Jeff Koons is one of the most influential, prominent and controversial American contemporary artists of the postwar era, best known for sculptures of popular culture icons. Born in 1955 in York, Pennsylvania, Koons received his BFA at the Maryland Institute College of Art in Baltimore and later studied at the School of Art Institute of Chicago. Koons rose to prominence in the 1980s by rejecting abstract art elitism and exploring the meaning of art in a media-saturated era.
Koon’s oeuvre explores commercialism, Pop aesthetic, advertisements and the concept of the readymade. He addresses issues of taste, pleasure, celebrity and commerce by raising popular culture and banal items to the realm of high art. The release of his Banality series in the late 1980s catapulted him to international fame, as it tested the boundaries between art and mass culture. Koons continued to reproduce objects and toys, such as the famous Balloon Dog, Rabbit and Puppy, in stainless steel with mirrored surfaces. Jeff Koons is a controversial artist, seen as pioneering but also viewed as kitsch and crass.

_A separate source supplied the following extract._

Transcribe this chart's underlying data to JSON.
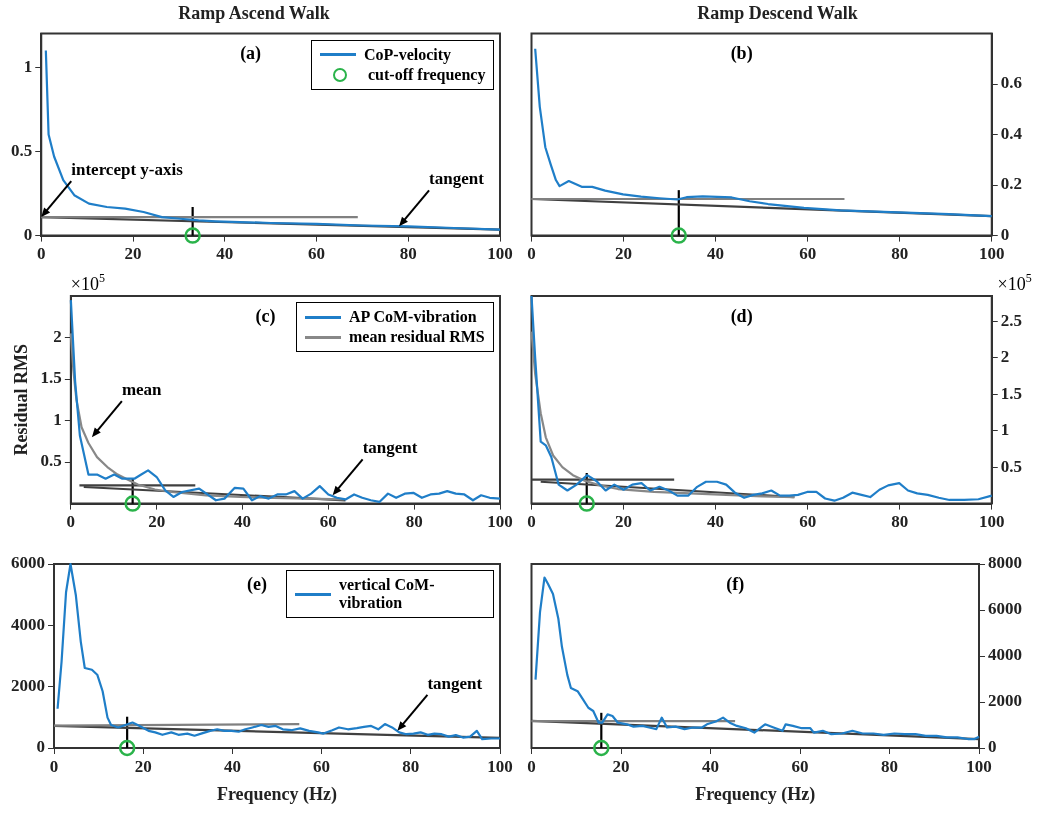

Today, Koons maintains a factory in Chelsea, New York City, where 90-120 assistants, artisans and technicians make the actual work for Koons’ under instruction. Modeled like Andy Warhol’s factory, the hand of the artist isn’t important to Koons, once explaining “Art is really just communication of something and the more archetypal it is, the more communicative it is.”
Jeff Koons has exhibited at prominent museums and galleries worldwide, including the Whitney Museum in New York and the Centre Pompidou in Paris. His work has been featured in public installations at Rockefeller Center and permanently installed at the Guggenheim Bilbao.